When I try to run this program it crashes. I don't know what's wrong and the purpose of my program is to swap number of the array using pointers. I am recently introduced to this so I am not that familiar with it. But I think that I am swapping the address of the numbers instead of swapping the numbers in the address. Correct me if I am wrong.

Answer 1

You're accessing outside the array bounds in reverse() when you do:

swap(ip[k], ip[size-k]);

On the first iteration of the for loop, k is 0 and size-k is size . But array indexes run from 0 to size-1 . So it should be:

swap(ip[k], ip[size-k-1]);

But I don't see a definition of swap in your program. I think it should actually be:

swapNum(&ip[k], &ip[size-k-1]);

Another improvement: Instead of handling size == k/2 specially and using break , just use size < k/2 as the bound test in the for loop.

Answer 2

swap(ip[k], ip[size-k]);

Your problem is there. size - k when k is 0 will lead to undefined behavior (accessing an array out of bounds). Your loop structure in reverse can be simplified:

for (int k = 0; k < size / 2; k++)
    swapNum(&ip[k], &ip[size - k - 1]); // updated to use the address since your swap function takes pointers.

Answer 3

Function reverse is invalid

void reverse(int *ip, int const size)
{
    for (int k = 0; k < size; k++)
    {
        if (k == (size/2))
        {
            int *q = &ip[k];
            int *p = &ip[k+1];
            swapNum(q,p);
            break;
        }
        else
            swap(ip[k], ip[size-k]);
    }
}

For example when k is equal to 0 then you call

            swap(ip[0], ip[size]);

However the array has no element with index size.

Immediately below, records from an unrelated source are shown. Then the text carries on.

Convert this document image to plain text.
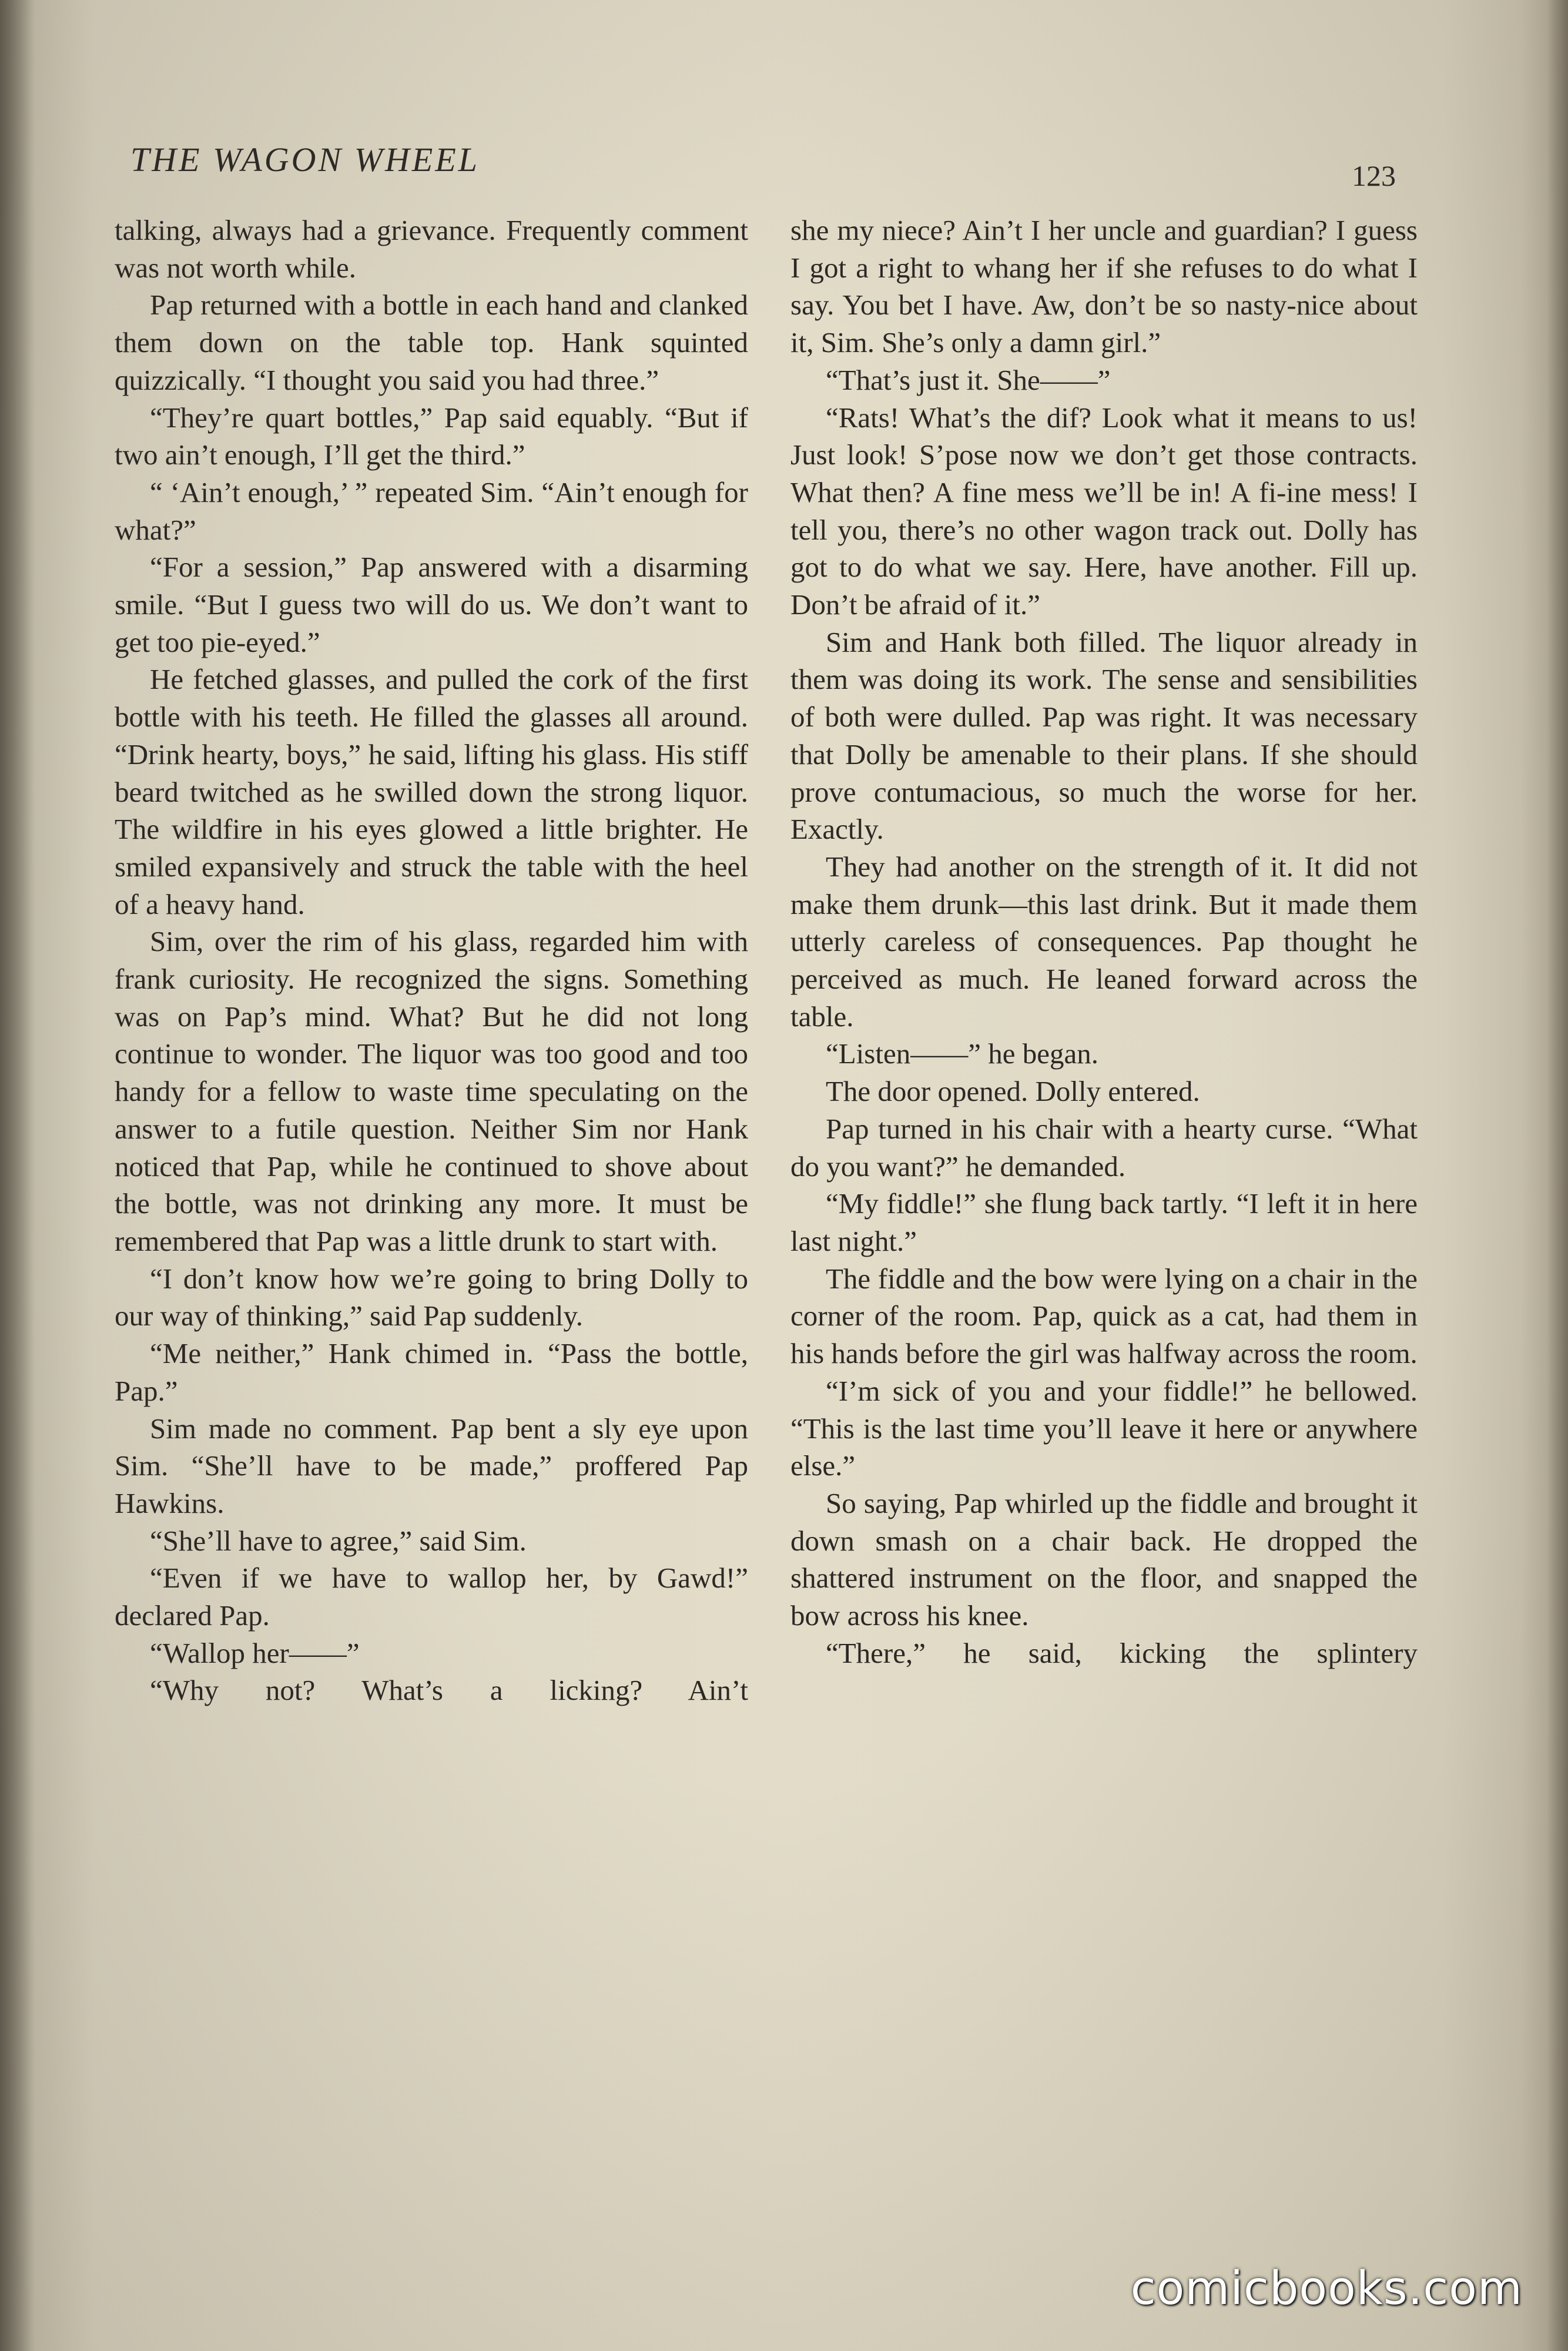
THE WAGON WHEEL	123

talking, always had a grievance. Frequently comment was not worth while.

Pap returned with a bottle in each hand and clanked them down on the table top. Hank squinted quizzically. “I thought you said you had three.”

“They’re quart bottles,” Pap said equably. “But if two ain’t enough, I’ll get the third.”

“ ‘Ain’t enough,’ ” repeated Sim. “Ain’t enough for what?”

“For a session,” Pap answered with a disarming smile. “But I guess two will do us. We don’t want to get too pie-eyed.”

He fetched glasses, and pulled the cork of the first bottle with his teeth. He filled the glasses all around. “Drink hearty, boys,” he said, lifting his glass. His stiff beard twitched as he swilled down the strong liquor. The wildfire in his eyes glowed a little brighter. He smiled expansively and struck the table with the heel of a heavy hand.

Sim, over the rim of his glass, regarded him with frank curiosity. He recognized the signs. Something was on Pap’s mind. What? But he did not long continue to wonder. The liquor was too good and too handy for a fellow to waste time speculating on the answer to a futile question. Neither Sim nor Hank noticed that Pap, while he continued to shove about the bottle, was not drinking any more. It must be remembered that Pap was a little drunk to start with.

“I don’t know how we’re going to bring Dolly to our way of thinking,” said Pap suddenly.

“Me neither,” Hank chimed in. “Pass the bottle, Pap.”

Sim made no comment. Pap bent a sly eye upon Sim. “She’ll have to be made,” proffered Pap Hawkins.

“She’ll have to agree,” said Sim.

“Even if we have to wallop her, by Gawd!” declared Pap.

“Wallop her——”

“Why not? What’s a licking? Ain’t

she my niece? Ain’t I her uncle and guardian? I guess I got a right to whang her if she refuses to do what I say. You bet I have. Aw, don’t be so nasty-nice about it, Sim. She’s only a damn girl.”

“That’s just it. She——”

“Rats! What’s the dif? Look what it means to us! Just look! S’pose now we don’t get those contracts. What then? A fine mess we’ll be in! A fi-ine mess! I tell you, there’s no other wagon track out. Dolly has got to do what we say. Here, have another. Fill up. Don’t be afraid of it.”

Sim and Hank both filled. The liquor already in them was doing its work. The sense and sensibilities of both were dulled. Pap was right. It was necessary that Dolly be amenable to their plans. If she should prove contumacious, so much the worse for her. Exactly.

They had another on the strength of it. It did not make them drunk—this last drink. But it made them utterly careless of consequences. Pap thought he perceived as much. He leaned forward across the table.

“Listen——” he began.

The door opened. Dolly entered.

Pap turned in his chair with a hearty curse. “What do you want?” he demanded.

“My fiddle!” she flung back tartly. “I left it in here last night.”

The fiddle and the bow were lying on a chair in the corner of the room. Pap, quick as a cat, had them in his hands before the girl was halfway across the room.

“I’m sick of you and your fiddle!” he bellowed. “This is the last time you’ll leave it here or anywhere else.”

So saying, Pap whirled up the fiddle and brought it down smash on a chair back. He dropped the shattered instrument on the floor, and snapped the bow across his knee.

“There,” he said, kicking the splintery

comicbooks.com
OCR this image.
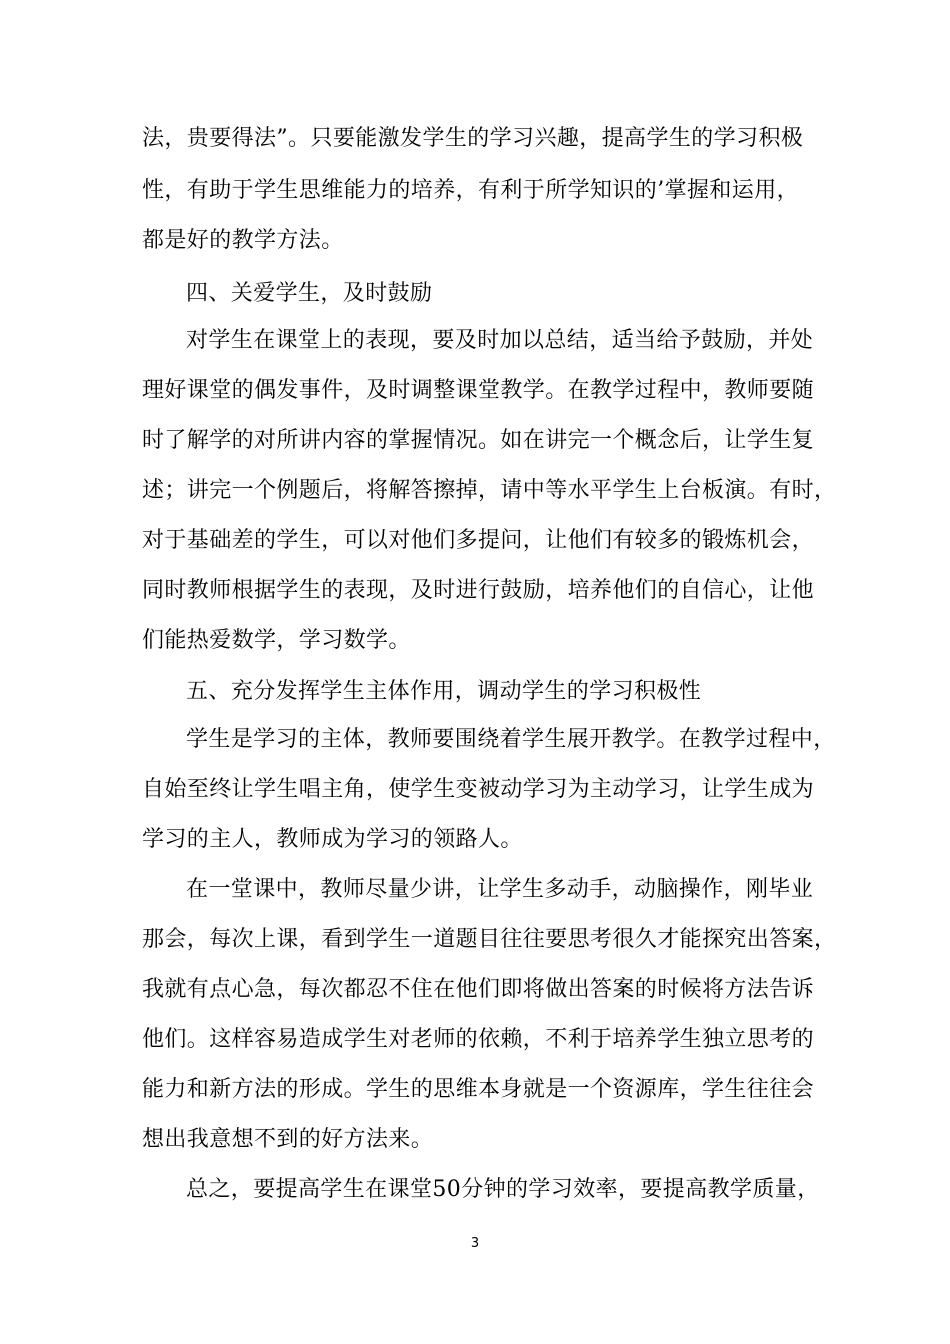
法，贵要得法”。只要能激发学生的学习兴趣，提高学生的学习积极
性，有助于学生思维能力的培养，有利于所学知识的’掌握和运用，
都是好的教学方法。
四、关爱学生，及时鼓励
对学生在课堂上的表现，要及时加以总结，适当给予鼓励，并处
理好课堂的偶发事件，及时调整课堂教学。在教学过程中，教师要随
时了解学的对所讲内容的掌握情况。如在讲完一个概念后，让学生复
述；讲完一个例题后，将解答擦掉，请中等水平学生上台板演。有时，
对于基础差的学生，可以对他们多提问，让他们有较多的锻炼机会，
同时教师根据学生的表现，及时进行鼓励，培养他们的自信心，让他
们能热爱数学，学习数学。
五、充分发挥学生主体作用，调动学生的学习积极性
学生是学习的主体，教师要围绕着学生展开教学。在教学过程中，
自始至终让学生唱主角，使学生变被动学习为主动学习，让学生成为
学习的主人，教师成为学习的领路人。
在一堂课中，教师尽量少讲，让学生多动手，动脑操作，刚毕业
那会，每次上课，看到学生一道题目往往要思考很久才能探究出答案，
我就有点心急，每次都忍不住在他们即将做出答案的时候将方法告诉
他们。这样容易造成学生对老师的依赖，不利于培养学生独立思考的
能力和新方法的形成。学生的思维本身就是一个资源库，学生往往会
想出我意想不到的好方法来。
总之，要提高学生在课堂50分钟的学习效率，要提高教学质量，
3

ALso you mess two functions std::swap and swapNum

This code snippet also is invalid

        if (k == (size/2))
        {
            int *q = &ip[k];
            int *p = &ip[k+1];
            swapNum(q,p);
            break;
        }

When size is an even number (or an odd number) as in your code then you make incorrect swap. For example if size is equal to 20 then you should swap ip[9[ with ip[10]. However according to the code snippet above you swap ip[10] with ip[11].

You could use standard algorithm std::reverse

for example

#include <algorithm>
#include <iterator>

//...

std::reverse( std::begin( arr ), std::end( arr ) );

or

#include <algorithm>

//...

std::reverse( arr, arr + size );

If you want to write the function yourself then it could look as

void reverse( int a[], int size )
{
    for (int k = 0; k < size / 2; k++)
    {
        int tmp = a[k];
        a[k] = a[size-k-1];
        a[size-k-1] = tmp; 
    }
}

Or if you want to use your function swapNum then

void reverse( int a[], int size )
{
    for (int k = 0; k < size / 2; k++)
    {
        swapNum( &a[k], &a[size-k-1] );
    }
}

EDIT: I removed qualifier const from the first parameter that was a typo.